Rob Haney, a retired chairman of the Maricopa County Republican Party, based in Phoenix, and longtime foe of McCain, was more critical.

Haney told The Wanderer on August 28: “The fawning adulation afforded McCain from the Establishment Oracles of the Left was predictable. Benedict Arnold was a military hero who came very close to destroying the country by his treason. Similarly, McCain was a military hero whose betrayal, via advocacy for the illegal-alien invasion, still yet may destroy the country.

“Constitutional conservatives, knowing McCain’s personal and political proclivities, are nauseated by the adulation,” Haney added.

Asked why he thought McCain didn’t resign his Senate seat despite his worsening condition, Haney said, “Cynicism is a derivative of observing establishment politics. I believe McCain did not resign, and every effort was made to keep him alive, through the Arizona Republican primary. As a consequence, McCain backer Gov. Ducey, who had a primary opponent, was not required to appoint a replacement before the primary.

“Ducey’s failure to strongly support Second Amendment rights and his failure to stand up to the teachers’ union 20 percent pay-raise demands already had left him vulnerable,” Haney continued. “His anticipated appointment of a McCain clone would have seriously endangered his re-election. Ducey’s election was more assured by McCain hanging on till the primary.”

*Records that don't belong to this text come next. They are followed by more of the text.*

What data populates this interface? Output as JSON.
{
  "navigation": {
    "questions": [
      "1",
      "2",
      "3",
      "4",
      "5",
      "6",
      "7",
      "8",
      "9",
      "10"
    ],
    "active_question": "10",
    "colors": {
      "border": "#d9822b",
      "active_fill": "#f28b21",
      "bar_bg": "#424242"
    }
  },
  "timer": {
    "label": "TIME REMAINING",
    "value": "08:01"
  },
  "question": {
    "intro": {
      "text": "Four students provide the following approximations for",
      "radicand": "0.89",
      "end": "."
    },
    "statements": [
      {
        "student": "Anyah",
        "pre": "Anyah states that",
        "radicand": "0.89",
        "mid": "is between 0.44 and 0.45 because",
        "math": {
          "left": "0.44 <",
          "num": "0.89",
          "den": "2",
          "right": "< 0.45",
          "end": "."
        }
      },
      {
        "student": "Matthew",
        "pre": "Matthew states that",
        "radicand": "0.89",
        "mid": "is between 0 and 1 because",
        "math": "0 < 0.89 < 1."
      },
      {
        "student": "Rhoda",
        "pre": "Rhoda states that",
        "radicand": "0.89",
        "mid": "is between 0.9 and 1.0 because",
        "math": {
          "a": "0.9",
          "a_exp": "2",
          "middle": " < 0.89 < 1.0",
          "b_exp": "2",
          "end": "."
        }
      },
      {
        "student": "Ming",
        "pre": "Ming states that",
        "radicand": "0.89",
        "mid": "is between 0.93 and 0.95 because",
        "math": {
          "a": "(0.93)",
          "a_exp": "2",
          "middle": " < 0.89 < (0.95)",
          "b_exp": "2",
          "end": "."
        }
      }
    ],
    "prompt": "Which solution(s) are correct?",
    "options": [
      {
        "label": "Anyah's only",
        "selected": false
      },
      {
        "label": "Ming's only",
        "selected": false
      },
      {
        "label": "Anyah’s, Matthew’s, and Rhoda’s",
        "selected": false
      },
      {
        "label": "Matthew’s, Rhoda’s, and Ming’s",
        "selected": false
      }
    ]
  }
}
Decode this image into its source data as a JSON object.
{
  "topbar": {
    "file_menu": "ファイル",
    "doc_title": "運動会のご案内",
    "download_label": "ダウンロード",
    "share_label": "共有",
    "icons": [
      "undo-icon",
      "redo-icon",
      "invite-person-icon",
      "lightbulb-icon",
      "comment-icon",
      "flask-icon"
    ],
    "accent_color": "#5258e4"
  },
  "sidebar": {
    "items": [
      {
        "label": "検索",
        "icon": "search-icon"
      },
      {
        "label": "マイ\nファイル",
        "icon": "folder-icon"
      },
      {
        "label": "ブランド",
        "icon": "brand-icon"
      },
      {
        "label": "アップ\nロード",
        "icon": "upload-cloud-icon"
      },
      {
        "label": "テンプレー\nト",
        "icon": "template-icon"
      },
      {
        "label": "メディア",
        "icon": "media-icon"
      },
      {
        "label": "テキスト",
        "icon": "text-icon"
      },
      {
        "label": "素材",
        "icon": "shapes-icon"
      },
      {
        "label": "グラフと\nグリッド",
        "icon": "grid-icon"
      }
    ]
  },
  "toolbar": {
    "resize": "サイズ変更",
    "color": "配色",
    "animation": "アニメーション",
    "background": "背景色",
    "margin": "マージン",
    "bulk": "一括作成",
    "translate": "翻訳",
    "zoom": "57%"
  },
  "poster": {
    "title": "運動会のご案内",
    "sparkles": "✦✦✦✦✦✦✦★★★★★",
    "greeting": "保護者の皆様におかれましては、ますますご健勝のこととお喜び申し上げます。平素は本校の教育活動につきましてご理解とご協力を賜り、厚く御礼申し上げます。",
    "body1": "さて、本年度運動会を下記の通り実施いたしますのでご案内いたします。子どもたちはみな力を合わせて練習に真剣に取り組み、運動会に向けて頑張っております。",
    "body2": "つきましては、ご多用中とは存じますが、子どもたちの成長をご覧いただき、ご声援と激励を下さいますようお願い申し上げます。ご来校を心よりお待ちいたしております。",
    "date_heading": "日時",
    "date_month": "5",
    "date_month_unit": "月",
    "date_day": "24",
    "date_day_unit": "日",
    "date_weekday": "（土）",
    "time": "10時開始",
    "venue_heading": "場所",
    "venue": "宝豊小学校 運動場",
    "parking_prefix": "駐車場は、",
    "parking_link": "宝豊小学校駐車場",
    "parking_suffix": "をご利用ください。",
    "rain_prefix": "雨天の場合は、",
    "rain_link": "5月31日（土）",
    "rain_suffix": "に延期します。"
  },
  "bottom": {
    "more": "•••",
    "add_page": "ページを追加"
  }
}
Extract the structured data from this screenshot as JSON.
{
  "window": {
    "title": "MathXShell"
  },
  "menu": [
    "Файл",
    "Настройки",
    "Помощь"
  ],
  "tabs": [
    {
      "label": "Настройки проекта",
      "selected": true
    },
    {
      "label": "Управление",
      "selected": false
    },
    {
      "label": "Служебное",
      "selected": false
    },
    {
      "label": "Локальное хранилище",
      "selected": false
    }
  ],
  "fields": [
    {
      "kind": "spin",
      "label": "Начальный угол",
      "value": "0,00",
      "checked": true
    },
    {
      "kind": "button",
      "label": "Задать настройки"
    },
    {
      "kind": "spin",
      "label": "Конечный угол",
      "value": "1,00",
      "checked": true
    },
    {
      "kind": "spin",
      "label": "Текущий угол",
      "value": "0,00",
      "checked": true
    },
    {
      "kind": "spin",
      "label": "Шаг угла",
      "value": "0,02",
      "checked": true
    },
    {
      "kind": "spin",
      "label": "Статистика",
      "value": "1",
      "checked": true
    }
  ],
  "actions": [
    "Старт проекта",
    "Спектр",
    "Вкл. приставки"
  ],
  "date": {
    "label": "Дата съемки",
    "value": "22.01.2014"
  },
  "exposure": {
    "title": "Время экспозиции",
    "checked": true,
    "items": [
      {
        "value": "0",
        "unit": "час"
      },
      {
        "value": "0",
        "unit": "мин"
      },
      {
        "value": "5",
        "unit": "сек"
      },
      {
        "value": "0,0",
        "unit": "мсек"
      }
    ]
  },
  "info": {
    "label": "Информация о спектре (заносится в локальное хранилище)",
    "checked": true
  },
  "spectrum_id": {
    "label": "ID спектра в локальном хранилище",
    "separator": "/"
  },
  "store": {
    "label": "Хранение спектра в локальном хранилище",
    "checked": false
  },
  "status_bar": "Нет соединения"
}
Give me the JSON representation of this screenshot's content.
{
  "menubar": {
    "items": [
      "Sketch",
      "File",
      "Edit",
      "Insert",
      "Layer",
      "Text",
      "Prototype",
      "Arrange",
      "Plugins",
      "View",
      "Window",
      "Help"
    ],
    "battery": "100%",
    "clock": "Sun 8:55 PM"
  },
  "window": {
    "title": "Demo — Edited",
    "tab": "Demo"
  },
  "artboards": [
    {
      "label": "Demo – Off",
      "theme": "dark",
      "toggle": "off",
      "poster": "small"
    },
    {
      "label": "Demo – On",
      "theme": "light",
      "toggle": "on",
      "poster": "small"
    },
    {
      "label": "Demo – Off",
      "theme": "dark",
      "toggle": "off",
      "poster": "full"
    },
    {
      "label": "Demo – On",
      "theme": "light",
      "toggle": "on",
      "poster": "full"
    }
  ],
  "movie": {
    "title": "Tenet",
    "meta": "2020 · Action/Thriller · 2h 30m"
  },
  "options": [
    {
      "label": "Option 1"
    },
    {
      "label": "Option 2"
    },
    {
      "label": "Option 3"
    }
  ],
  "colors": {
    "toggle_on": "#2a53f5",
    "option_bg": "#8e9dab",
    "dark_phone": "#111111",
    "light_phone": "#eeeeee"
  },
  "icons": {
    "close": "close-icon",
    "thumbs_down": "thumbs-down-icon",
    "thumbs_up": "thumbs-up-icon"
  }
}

Winning about 70 percent of the GOP primary vote, Ducey easily defeated gubernatorial challenger Ken Bennett, a former Arizona secretary of state.

Arpaio’s Legacy Damaged

Querard told The Wanderer that former Maricopa County Sheriff Joe Arpaio, who seriously split the anti-McSally primary vote with Kelli Ward for a Senate seat, damaged his standing with conservatives. Many of them had pled with Arpaio to get out of the race. McSally got about 53 percent of the vote, Ward about 28 percent, and Arpaio about 19 percent.

“There is no question that the race damaged Arpaio’s legacy,” Querard said. “He just finished a distant third not just statewide, but even in his own county.”

In a previous Wanderer interview, Querard said all of Arpaio’s tweets had been attacking Ward, but none were against McSally, so Ward came under heavier fire from two sides.

“McSally ended up over 50 percent, so you can argue that he didn’t cost Ward the race,” Querard said, “but the dynamics of a two-way race would have been very different, and it was obvious his reason for running was to stop Ward, which made him a tool of the very establishment that spent years trying to get rid of him. It was very strange to watch.”

McSally’s Democrat foe in November is to be the left-wing Cong. Kyrsten Sinema.

Sinema tries to play the moderate these days but is an open-borders environmentalist pro-abortion bisexual who said that women who don’t work outside the home are “leeches.”

“McSally is smart to keep her distance from Flake, much as she was smart to suddenly get close to Trump,” Querard said. “But her voting record is well to the left of both men, so it will be an interesting general-election matchup.”

Haney, the retired GOP chairman, told The Wanderer on August 29, “Whether McSally or Sinema wins in the general election, the establishment forces will garner a senator they can control,” after McSally’s primary victory left “Arizona conservatives screeching in revulsion that lies and deceit triumphed again.”

Meanwhile, Haney said, “Arpaio’s spoiler role in the race ensures that conservatives will remember him more for his political missteps than his opposition to illegal immigration.”

There were “three significant liberal turns in Arizona political history…abetted by Arpaio: support for pro-abortion Democrat candidate for governor Janet Napolitano in 2002, support for McCain candidate Ducey for governor in 2014, and the spoiler role he played by splitting the conservative vote and momentum in 2018,” he said.